Раздели меня, Господи, раздели, на слова, часы, полюса Земли, на зверей и травы, на соль и мед… На него раздели меня. На нее. Проведи экватор во мне – чертой, за которой тот не столкнется с той, чтоб они, волнами о борт звеня, не сливались снова в одну меня. Раздели меня, Господи. Я ковчег. Я не знаю, кто во мне и зачем, слышу только песни и голоса… Научи меня, Господи, что сказать. Как спасти их, собранных там, внутри, как найти для каждого материк, отпустить их в облако и на дно?.. На нее раздели меня. На него. Я слежу, как свет переходит в тень, отпускаю голубя каждый день, я смотрю в бездонную синеву. И уже не знаю, куда плыву. Раздели меня, Господи. Вот ребро, я хочу деревянным своим нутром, потемневшим от крепкой твоей смолы, прорасти, чтобы доски ушли в стволы, чтобы больше не плыть и не помнить, как он тяжел и огромен, она легка…

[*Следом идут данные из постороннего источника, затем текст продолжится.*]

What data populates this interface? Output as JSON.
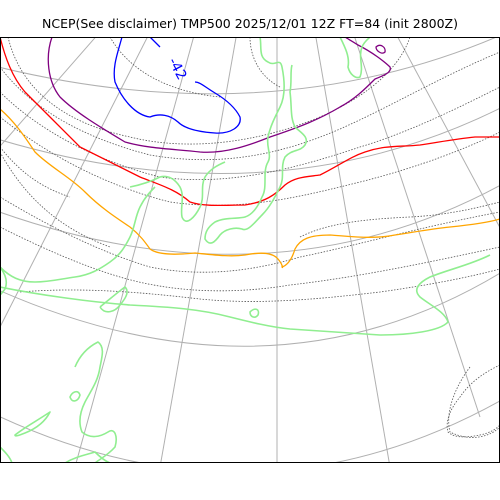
{
  "title": "NCEP(See disclaimer) TMP500 2025/12/01 12Z FT=84 (init 2800Z)",
  "map": {
    "projection": "polar-stereographic",
    "colors": {
      "coastline": "#90ee90",
      "graticule": "#b0b0b0",
      "isotherm_dotted": "#555555",
      "minus42": "#0000ff",
      "minus36": "#800080",
      "minus30": "#ff0000",
      "minus24": "#ffa500"
    },
    "contour_labels": [
      {
        "text": "-42",
        "color": "#0000ff"
      }
    ]
  }
}
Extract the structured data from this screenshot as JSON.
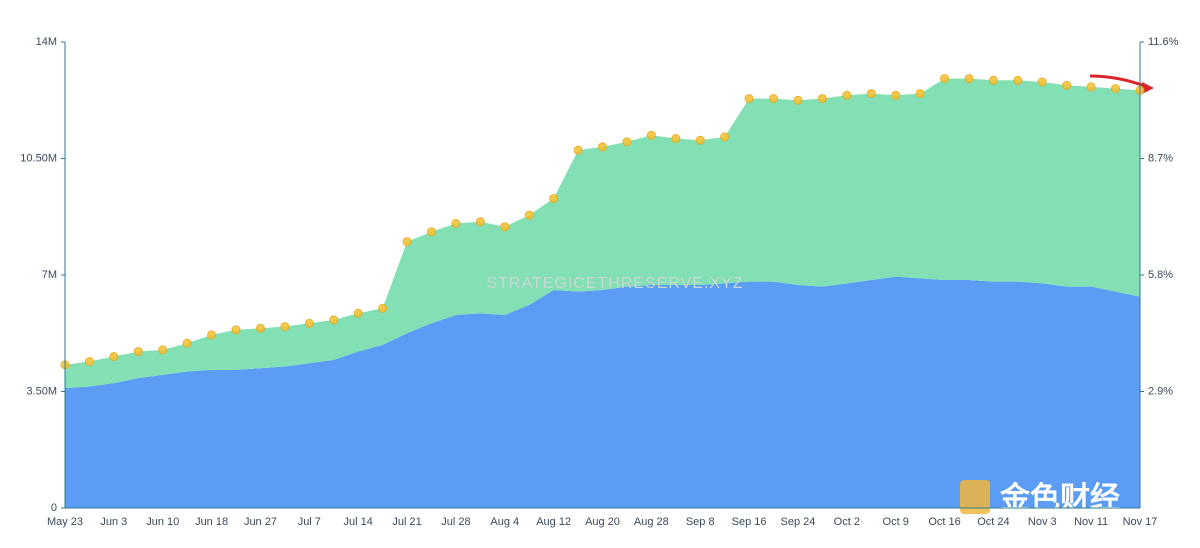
{
  "chart_data": {
    "type": "stacked_area",
    "categories": [
      "May 23",
      null,
      "Jun 3",
      null,
      "Jun 10",
      null,
      "Jun 18",
      null,
      "Jun 27",
      null,
      "Jul 7",
      null,
      "Jul 14",
      null,
      "Jul 21",
      null,
      "Jul 28",
      null,
      "Aug 4",
      null,
      "Aug 12",
      null,
      "Aug 20",
      null,
      "Aug 28",
      null,
      "Sep 8",
      null,
      "Sep 16",
      null,
      "Sep 24",
      null,
      "Oct 2",
      null,
      "Oct 9",
      null,
      "Oct 16",
      null,
      "Oct 24",
      null,
      "Nov 3",
      null,
      "Nov 11",
      null,
      "Nov 17"
    ],
    "series": [
      {
        "color": "#5b9cf5",
        "values": [
          3.6,
          3.65,
          3.75,
          3.9,
          4.0,
          4.1,
          4.15,
          4.15,
          4.2,
          4.25,
          4.35,
          4.45,
          4.7,
          4.9,
          5.25,
          5.55,
          5.8,
          5.85,
          5.8,
          6.1,
          6.55,
          6.5,
          6.55,
          6.65,
          6.7,
          6.7,
          6.7,
          6.75,
          6.8,
          6.8,
          6.7,
          6.65,
          6.75,
          6.85,
          6.95,
          6.9,
          6.85,
          6.85,
          6.8,
          6.8,
          6.75,
          6.65,
          6.65,
          6.5,
          6.35
        ]
      },
      {
        "color": "#82e0b4",
        "values": [
          0.7,
          0.75,
          0.8,
          0.8,
          0.75,
          0.85,
          1.05,
          1.2,
          1.2,
          1.2,
          1.2,
          1.2,
          1.15,
          1.1,
          2.75,
          2.75,
          2.75,
          2.75,
          2.65,
          2.7,
          2.75,
          4.25,
          4.3,
          4.35,
          4.5,
          4.4,
          4.35,
          4.4,
          5.5,
          5.5,
          5.55,
          5.65,
          5.65,
          5.6,
          5.45,
          5.55,
          6.05,
          6.05,
          6.05,
          6.05,
          6.05,
          6.05,
          6.0,
          6.1,
          6.2
        ]
      }
    ],
    "ylim": [
      0,
      14
    ],
    "yticks": [
      0,
      {
        "value": 3.5,
        "label": "3.50M"
      },
      {
        "value": 7,
        "label": "7M"
      },
      {
        "value": 10.5,
        "label": "10.50M"
      },
      {
        "value": 14,
        "label": "14M"
      }
    ],
    "y2lim": [
      0,
      11.6
    ],
    "y2ticks": [
      {
        "value": 2.9,
        "label": "2.9%"
      },
      {
        "value": 5.8,
        "label": "5.8%"
      },
      {
        "value": 8.7,
        "label": "8.7%"
      },
      {
        "value": 11.6,
        "label": "11.6%"
      }
    ],
    "marker_color": "#f5c33b",
    "watermark": "STRATEGICETHRESERVE.XYZ",
    "logo": "金色财经"
  }
}
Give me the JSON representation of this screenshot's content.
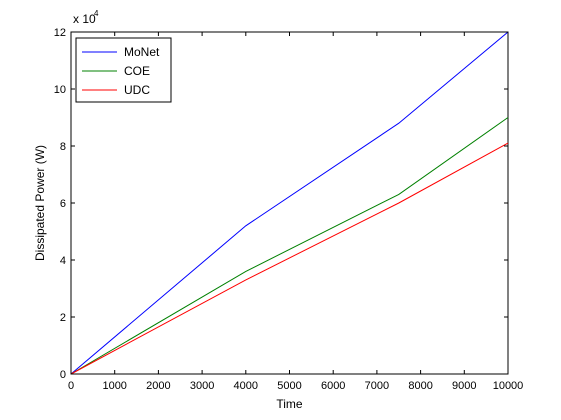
{
  "chart_data": {
    "type": "line",
    "xlabel": "Time",
    "ylabel": "Dissipated Power (W)",
    "xlim": [
      0,
      10000
    ],
    "ylim": [
      0,
      120000
    ],
    "x_ticks": [
      "0",
      "1000",
      "2000",
      "3000",
      "4000",
      "5000",
      "6000",
      "7000",
      "8000",
      "9000",
      "10000"
    ],
    "y_ticks": [
      "0",
      "2",
      "4",
      "6",
      "8",
      "10",
      "12"
    ],
    "y_exponent": {
      "base": "x 10",
      "power": "4"
    },
    "grid": false,
    "legend_position": "top-left",
    "series": [
      {
        "name": "MoNet",
        "color": "#0000ff",
        "x": [
          0,
          4000,
          7500,
          10000
        ],
        "y": [
          0,
          52000,
          88000,
          120000
        ]
      },
      {
        "name": "COE",
        "color": "#008000",
        "x": [
          0,
          4000,
          7500,
          10000
        ],
        "y": [
          0,
          36000,
          63000,
          90000
        ]
      },
      {
        "name": "UDC",
        "color": "#ff0000",
        "x": [
          0,
          4000,
          7500,
          10000
        ],
        "y": [
          0,
          33000,
          60000,
          81000
        ]
      }
    ]
  }
}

Им не выплыть, не выжить во мне вдвоем.

На него раздели меня.

На нее.
 
Скажи мне, что ты знаешь обо мне? Не мыслями, не прожитым и пресным - немым чутьём, ведь только это честно, и только это для меня в цене, как первый вдох над жуткой глубиной, когда бесценный воздух жжет и режет и хочешь - чаще, а вот дышишь - реже... Да - ничего. Ты незнаком со мной. Хотя, возможно, где-нибудь на дне, под слоем мифов и потоком басен, ты помнишь как ты был со мной прекрасен, ты сам - прекрасен. В прошлом. Или нет?
Не вспоминай, не надо ворошить игру, в которой сам себя обставил.
Не я.
Я - исключение из правил...
Ты знаешь сам.
Не вспоминай.
Дыши.
 
Она забывала надёжность мужской руки, бежала, без точки опоры на виражах. Она говорила: - А в принципе, мужики нужны только тем, кто не может их удержать, но всё же цепляется, ноет и истерит, как сука под дверью, выпрашивает тепла...
Она покрывалась окалиной изнутри, горела, но больше не верила, не ждала ни принцев, ни чинно седеющих королей, ни волка, ни льва - вот ведь, грёбаный зоопарк!
Она не пыталась быть ангелом на земле: таким, как она, темнокрылым, немного пар. Она не скрывала ни шрамы, ни синяки, бежала без точки опоры, считала дни, и вновь усмехалась: - А в принципе, мужики нужны только тем, кто не может прожить без них.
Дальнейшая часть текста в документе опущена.